A key barometer of interbank interest rates recorded its biggest monthly decline in January on Thursday after the US Federal Reserve signaled it was not rushing to increase borrowing costs, prompted by muted inflation and risks to economic growth.
The London interbank offered rate (LIBOR) to borrow dollars for three months fell 7 basis points in January, marking its steepest monthly decrease since a near 16-basis point drop in August 2010. LIBOR is the benchmark rate for $200 trillion worth of dollar-denominated financial products, mainly interest rate swaps and floating-rate loans.
On the day, three-month dollar LIBOR edged up to 2.73750 percent from 2.73625 percent on Wednesday, the lowest level since Dec. 4. It was the first increase in seven sessions.
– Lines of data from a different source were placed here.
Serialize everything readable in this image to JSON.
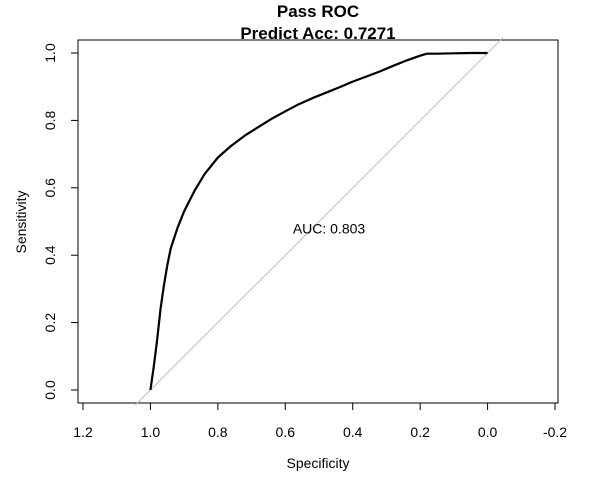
{
  "chart_data": {
    "type": "line",
    "title": "Pass ROC",
    "subtitle": "Predict Acc: 0.7271",
    "xlabel": "Specificity",
    "ylabel": "Sensitivity",
    "xlim": [
      1.2,
      -0.2
    ],
    "ylim": [
      0.0,
      1.0
    ],
    "x_reversed": true,
    "x_ticks": [
      1.2,
      1.0,
      0.8,
      0.6,
      0.4,
      0.2,
      0.0,
      -0.2
    ],
    "x_tick_labels": [
      "1.2",
      "1.0",
      "0.8",
      "0.6",
      "0.4",
      "0.2",
      "0.0",
      "-0.2"
    ],
    "y_ticks": [
      0.0,
      0.2,
      0.4,
      0.6,
      0.8,
      1.0
    ],
    "y_tick_labels": [
      "0.0",
      "0.2",
      "0.4",
      "0.6",
      "0.8",
      "1.0"
    ],
    "grid": false,
    "legend": "none",
    "annotation": {
      "text": "AUC: 0.803",
      "x": 0.5,
      "y": 0.47
    },
    "reference_line": {
      "from": [
        1.0,
        0.0
      ],
      "to": [
        0.0,
        1.0
      ],
      "color": "#bebebe"
    },
    "series": [
      {
        "color": "#000000",
        "x": [
          1.0,
          0.99,
          0.98,
          0.97,
          0.96,
          0.95,
          0.94,
          0.92,
          0.9,
          0.87,
          0.84,
          0.8,
          0.76,
          0.72,
          0.68,
          0.64,
          0.6,
          0.56,
          0.52,
          0.48,
          0.44,
          0.4,
          0.36,
          0.32,
          0.28,
          0.24,
          0.2,
          0.18,
          0.15,
          0.1,
          0.05,
          0.0
        ],
        "y": [
          0.0,
          0.07,
          0.15,
          0.24,
          0.31,
          0.37,
          0.42,
          0.48,
          0.53,
          0.59,
          0.64,
          0.69,
          0.725,
          0.755,
          0.78,
          0.805,
          0.827,
          0.848,
          0.866,
          0.882,
          0.898,
          0.915,
          0.93,
          0.945,
          0.962,
          0.978,
          0.992,
          0.998,
          0.998,
          0.999,
          1.0,
          1.0
        ]
      }
    ]
  }
}
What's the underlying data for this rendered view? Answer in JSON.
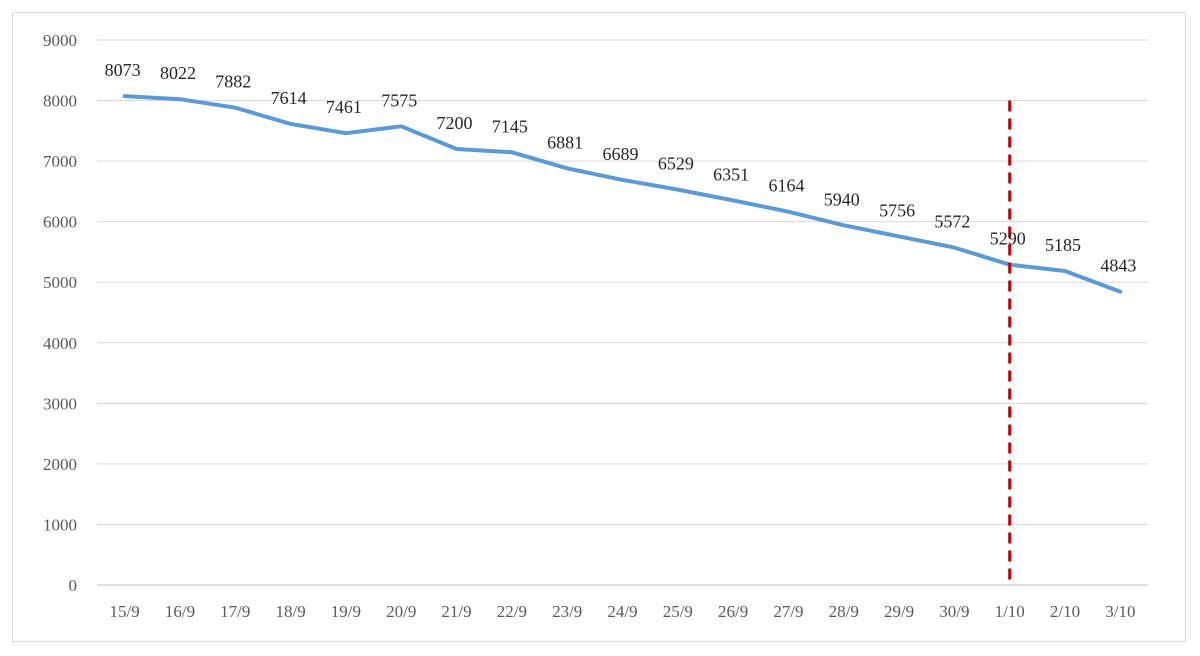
{
  "chart_data": {
    "type": "line",
    "title": "",
    "xlabel": "",
    "ylabel": "",
    "categories": [
      "15/9",
      "16/9",
      "17/9",
      "18/9",
      "19/9",
      "20/9",
      "21/9",
      "22/9",
      "23/9",
      "24/9",
      "25/9",
      "26/9",
      "27/9",
      "28/9",
      "29/9",
      "30/9",
      "1/10",
      "2/10",
      "3/10"
    ],
    "series": [
      {
        "values": [
          8073,
          8022,
          7882,
          7614,
          7461,
          7575,
          7200,
          7145,
          6881,
          6689,
          6529,
          6351,
          6164,
          5940,
          5756,
          5572,
          5290,
          5185,
          4843
        ],
        "color": "#5b9bd5"
      }
    ],
    "ylim": [
      0,
      9000
    ],
    "yticks": [
      0,
      1000,
      2000,
      3000,
      4000,
      5000,
      6000,
      7000,
      8000,
      9000
    ],
    "grid": true,
    "legend": "none",
    "data_labels": true,
    "reference_line": {
      "type": "vertical",
      "at_category": "1/10",
      "style": "dashed",
      "color": "#c00000"
    }
  }
}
Back in December, LIBOR reached its highest in more than decade, propelled by rate increases by the Fed, rising US government borrowing and a shrinking Fed balance sheet.
Traders had expected short-term US borrowing costs to decline on worries about slowing economic growth, trade tensions between China and the United States and stock market volatility. On Wednesday, the Fed said it would be "patient" before ratcheting key lending rates higher.
Fed Chairman Jerome Powell said the case for rate increases had "weakened" in recent weeks. Last month, policymakers decided to raise short-term rates by a quarter point to 2.25 percent to 2.50 percent, marking the fourth rate increase in 2018.